The industry is already looking to solve this challenge. “Microbiome analysis is becoming more available and accessible, which should become the basis for a more personalized supplementation strategy for consumers,” says Kosowski. “Probiotics will continue to be popular, but prebiotics and postbiotic products will grow as well, as soon as consumer understanding catches up with current scientific research. Educational efforts continue with each new product release, but NOW also currently posts numerous educational articles on our website to help consumers understand the scientific basis of the benefits of our products.”

O’Hara points to advancements in 3D technology that can help, here. “Researchers at Tufts University in Massachusetts have created the first non-invasive diagnostic tool, which can provide a profile of bacterial microbe populations throughout the entire GI tract. Covered with a pH sensitive coating, the pill does not absorb any samples until it enters the small intestine where the coating eventually dissolves. This research means we are now coming much closer to discovering why certain people from different backgrounds and cultures adopting specific dietary lifestyles are more prone to specific chronic diseases. However, there is still much to learn in this field. At OptiBiotix, we are funding several different research projects to understand how our own products can help reduce the risk of
preventable conditions.”

5. Understanding of the microbiome itself. For all that we’re well on our way to personalized microbiome supplements, the experts tell WholeFoods that, actually, we don’t understand very much, yet. “The organisms contributing to the microbiome are a vast resource that will continue to be the source of new discoveries for the forseeable future, that could include yet unknown mechanisms and microorganisms that benefit human health in ways that are not currently imagined,” said Dr. Wagner. “IFF has initiated efforts like the Human Microbiome Venture, dedicated research resources, and spearheaded joint developments, all with the goal of realizing these discoveries and bringing them to our consumers.”

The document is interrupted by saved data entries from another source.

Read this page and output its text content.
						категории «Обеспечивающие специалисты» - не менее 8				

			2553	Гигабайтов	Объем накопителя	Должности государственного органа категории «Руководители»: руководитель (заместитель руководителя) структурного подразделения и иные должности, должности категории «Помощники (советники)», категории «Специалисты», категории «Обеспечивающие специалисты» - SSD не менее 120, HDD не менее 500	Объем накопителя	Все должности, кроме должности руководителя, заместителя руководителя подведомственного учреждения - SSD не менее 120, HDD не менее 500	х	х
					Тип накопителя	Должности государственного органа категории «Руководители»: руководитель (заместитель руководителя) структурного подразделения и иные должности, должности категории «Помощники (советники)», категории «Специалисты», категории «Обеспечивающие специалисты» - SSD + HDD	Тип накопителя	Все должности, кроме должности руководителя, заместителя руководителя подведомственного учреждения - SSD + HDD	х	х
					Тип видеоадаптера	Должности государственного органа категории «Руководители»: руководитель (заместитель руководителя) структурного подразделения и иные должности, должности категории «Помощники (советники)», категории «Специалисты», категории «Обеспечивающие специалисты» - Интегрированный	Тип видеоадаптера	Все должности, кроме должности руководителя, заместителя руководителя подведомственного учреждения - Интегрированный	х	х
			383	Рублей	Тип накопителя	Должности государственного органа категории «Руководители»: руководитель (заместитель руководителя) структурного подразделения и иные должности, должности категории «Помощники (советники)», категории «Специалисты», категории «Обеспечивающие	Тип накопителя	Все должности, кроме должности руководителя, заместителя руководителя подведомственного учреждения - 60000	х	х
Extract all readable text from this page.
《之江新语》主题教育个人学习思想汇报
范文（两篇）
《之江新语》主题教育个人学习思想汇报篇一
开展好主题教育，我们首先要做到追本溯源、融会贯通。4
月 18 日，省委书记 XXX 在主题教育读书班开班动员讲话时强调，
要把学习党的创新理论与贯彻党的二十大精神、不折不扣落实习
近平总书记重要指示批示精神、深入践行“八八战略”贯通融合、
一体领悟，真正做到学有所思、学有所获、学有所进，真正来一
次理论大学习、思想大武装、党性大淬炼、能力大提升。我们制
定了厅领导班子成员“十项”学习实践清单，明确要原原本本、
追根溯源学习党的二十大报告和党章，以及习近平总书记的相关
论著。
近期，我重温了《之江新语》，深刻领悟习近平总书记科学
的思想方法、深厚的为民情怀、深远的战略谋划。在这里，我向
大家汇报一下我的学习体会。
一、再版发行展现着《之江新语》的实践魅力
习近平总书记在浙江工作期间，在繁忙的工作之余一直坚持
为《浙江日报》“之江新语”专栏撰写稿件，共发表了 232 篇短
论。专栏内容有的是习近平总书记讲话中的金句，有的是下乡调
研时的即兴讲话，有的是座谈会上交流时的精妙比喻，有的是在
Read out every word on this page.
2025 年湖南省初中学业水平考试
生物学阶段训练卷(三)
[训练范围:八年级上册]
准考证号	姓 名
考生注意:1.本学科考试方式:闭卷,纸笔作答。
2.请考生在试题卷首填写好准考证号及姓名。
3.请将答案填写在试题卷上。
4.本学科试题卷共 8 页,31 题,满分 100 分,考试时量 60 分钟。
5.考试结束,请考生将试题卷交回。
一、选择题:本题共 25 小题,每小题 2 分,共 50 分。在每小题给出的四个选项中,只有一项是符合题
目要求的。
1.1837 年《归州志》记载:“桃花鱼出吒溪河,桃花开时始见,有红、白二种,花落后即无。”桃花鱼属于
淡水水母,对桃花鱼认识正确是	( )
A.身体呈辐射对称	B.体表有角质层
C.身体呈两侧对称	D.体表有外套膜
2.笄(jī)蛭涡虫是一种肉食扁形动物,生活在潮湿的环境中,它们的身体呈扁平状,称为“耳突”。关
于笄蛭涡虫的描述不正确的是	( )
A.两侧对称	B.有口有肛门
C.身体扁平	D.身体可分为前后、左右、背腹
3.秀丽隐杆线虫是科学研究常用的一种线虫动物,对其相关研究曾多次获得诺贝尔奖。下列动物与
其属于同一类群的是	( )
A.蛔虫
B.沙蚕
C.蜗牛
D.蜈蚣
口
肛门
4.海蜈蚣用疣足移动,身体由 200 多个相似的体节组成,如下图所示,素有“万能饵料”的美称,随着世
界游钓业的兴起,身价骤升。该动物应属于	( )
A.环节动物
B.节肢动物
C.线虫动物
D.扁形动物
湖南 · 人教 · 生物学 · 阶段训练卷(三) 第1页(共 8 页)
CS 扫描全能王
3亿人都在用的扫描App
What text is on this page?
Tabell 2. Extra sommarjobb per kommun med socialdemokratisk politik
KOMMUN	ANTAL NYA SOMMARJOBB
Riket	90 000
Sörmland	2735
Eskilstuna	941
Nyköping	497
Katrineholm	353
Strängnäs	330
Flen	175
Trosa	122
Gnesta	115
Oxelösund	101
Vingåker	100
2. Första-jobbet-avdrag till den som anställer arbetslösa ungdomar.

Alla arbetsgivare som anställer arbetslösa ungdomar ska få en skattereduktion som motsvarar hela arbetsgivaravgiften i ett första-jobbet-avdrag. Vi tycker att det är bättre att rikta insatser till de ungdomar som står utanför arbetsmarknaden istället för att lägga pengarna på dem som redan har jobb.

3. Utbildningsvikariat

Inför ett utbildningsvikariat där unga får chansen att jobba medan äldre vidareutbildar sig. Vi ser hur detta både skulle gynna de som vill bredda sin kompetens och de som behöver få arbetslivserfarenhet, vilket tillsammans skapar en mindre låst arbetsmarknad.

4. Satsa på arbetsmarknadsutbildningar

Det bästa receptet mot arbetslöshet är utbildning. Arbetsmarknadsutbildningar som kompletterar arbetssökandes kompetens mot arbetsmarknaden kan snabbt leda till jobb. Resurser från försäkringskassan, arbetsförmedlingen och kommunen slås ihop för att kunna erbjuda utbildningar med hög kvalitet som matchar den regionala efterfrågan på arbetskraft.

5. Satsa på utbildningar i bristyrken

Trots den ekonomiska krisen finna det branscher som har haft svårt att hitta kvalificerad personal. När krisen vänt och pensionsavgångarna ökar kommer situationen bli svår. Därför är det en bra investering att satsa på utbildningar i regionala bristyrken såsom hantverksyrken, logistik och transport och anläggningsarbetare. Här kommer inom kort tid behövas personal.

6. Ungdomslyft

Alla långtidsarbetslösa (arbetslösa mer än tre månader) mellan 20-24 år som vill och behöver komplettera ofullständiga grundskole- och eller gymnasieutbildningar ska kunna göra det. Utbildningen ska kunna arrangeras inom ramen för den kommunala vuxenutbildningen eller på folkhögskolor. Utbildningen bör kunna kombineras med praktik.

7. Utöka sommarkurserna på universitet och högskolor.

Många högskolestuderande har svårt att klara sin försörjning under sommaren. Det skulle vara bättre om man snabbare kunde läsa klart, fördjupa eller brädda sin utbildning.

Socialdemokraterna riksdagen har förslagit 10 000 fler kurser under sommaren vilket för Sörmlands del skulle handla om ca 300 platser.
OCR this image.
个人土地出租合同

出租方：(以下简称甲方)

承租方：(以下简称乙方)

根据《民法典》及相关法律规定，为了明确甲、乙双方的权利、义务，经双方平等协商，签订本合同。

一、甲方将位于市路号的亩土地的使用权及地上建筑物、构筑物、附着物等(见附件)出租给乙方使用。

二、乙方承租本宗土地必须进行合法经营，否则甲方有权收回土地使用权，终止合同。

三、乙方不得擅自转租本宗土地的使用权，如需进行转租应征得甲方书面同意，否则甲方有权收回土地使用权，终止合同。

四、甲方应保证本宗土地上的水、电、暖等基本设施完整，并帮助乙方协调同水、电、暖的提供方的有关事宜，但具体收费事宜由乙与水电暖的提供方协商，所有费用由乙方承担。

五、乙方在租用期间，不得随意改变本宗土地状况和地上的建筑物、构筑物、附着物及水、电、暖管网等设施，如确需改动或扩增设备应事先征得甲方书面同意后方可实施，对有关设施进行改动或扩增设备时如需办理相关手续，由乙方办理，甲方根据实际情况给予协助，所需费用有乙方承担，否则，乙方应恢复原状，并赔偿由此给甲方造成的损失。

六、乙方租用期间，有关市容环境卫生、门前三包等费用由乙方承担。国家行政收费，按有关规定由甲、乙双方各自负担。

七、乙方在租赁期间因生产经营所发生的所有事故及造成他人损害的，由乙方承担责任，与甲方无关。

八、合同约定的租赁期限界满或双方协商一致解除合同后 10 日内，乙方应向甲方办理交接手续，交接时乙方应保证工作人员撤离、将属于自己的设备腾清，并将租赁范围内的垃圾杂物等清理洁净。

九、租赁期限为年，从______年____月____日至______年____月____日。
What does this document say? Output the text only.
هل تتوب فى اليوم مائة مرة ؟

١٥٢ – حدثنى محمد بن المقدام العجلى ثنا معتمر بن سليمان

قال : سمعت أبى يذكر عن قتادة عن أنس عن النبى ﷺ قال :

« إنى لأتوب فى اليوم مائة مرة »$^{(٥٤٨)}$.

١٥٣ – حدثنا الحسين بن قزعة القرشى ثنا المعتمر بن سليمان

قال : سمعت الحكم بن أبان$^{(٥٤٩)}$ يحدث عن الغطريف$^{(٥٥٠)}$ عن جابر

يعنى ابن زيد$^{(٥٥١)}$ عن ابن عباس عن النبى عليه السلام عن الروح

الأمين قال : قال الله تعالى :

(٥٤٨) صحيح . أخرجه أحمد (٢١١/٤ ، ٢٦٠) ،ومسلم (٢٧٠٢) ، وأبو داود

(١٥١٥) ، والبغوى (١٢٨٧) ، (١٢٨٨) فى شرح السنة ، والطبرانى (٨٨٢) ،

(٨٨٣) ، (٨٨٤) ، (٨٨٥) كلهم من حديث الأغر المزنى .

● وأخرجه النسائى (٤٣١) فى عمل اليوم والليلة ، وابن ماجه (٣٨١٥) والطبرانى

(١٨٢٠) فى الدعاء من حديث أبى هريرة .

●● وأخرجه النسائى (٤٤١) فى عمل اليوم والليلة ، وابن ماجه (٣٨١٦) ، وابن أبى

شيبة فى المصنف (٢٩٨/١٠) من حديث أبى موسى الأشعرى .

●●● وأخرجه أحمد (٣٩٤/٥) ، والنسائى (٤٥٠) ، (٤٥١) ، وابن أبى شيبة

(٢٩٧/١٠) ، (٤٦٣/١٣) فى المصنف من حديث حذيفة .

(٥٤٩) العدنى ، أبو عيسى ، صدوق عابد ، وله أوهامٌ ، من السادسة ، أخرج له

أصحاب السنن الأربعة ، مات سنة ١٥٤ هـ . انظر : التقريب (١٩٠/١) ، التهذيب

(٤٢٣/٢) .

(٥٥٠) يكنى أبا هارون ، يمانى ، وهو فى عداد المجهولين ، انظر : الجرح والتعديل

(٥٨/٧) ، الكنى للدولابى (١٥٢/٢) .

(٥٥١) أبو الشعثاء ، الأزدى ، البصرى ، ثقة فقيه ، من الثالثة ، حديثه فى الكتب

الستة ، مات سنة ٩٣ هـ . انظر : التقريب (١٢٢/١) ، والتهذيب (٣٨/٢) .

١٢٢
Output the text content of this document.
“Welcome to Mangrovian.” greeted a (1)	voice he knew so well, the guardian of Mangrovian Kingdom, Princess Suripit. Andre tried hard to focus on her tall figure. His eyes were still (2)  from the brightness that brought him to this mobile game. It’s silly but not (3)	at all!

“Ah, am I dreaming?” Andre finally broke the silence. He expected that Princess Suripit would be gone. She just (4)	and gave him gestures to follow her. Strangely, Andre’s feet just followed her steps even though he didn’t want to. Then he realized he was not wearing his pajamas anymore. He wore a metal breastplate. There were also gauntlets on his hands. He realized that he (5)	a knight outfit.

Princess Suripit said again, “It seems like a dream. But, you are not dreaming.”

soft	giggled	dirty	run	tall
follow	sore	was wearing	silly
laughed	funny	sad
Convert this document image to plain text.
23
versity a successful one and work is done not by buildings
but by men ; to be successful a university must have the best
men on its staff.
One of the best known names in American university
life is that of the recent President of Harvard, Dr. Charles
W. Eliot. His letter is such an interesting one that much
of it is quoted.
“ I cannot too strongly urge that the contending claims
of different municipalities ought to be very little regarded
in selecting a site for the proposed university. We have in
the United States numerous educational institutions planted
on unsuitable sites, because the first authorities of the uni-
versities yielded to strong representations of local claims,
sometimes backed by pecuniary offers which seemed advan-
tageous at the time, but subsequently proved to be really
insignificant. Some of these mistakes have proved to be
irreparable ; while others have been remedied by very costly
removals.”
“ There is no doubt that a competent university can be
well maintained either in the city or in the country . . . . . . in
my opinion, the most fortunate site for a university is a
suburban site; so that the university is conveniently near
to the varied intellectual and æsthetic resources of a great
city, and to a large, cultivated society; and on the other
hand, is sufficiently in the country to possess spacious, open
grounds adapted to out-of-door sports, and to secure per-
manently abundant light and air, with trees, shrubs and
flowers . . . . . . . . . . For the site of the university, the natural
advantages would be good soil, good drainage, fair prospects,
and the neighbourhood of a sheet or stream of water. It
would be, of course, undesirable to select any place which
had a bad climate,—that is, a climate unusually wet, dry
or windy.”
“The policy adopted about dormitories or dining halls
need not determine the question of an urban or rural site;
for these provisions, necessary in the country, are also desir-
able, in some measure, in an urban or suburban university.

Ackermann, too, feels that there’s still a long way to go. “The microbiome was only fully mapped a few years ago,” she says, “and scientists are continuing to learn more about how the gut microbiome can affects overall health. One area of particular interest is how the gut microbiome can affect brain health. This connection, the gut-brain axis, could lead to more insights into how tweaking the microbiome could prevent or treat cognitive and autoimmune diseases. Investing in clinical trials is pivotal to better understanding this link. But the science around the microbiome is still in its infancy.”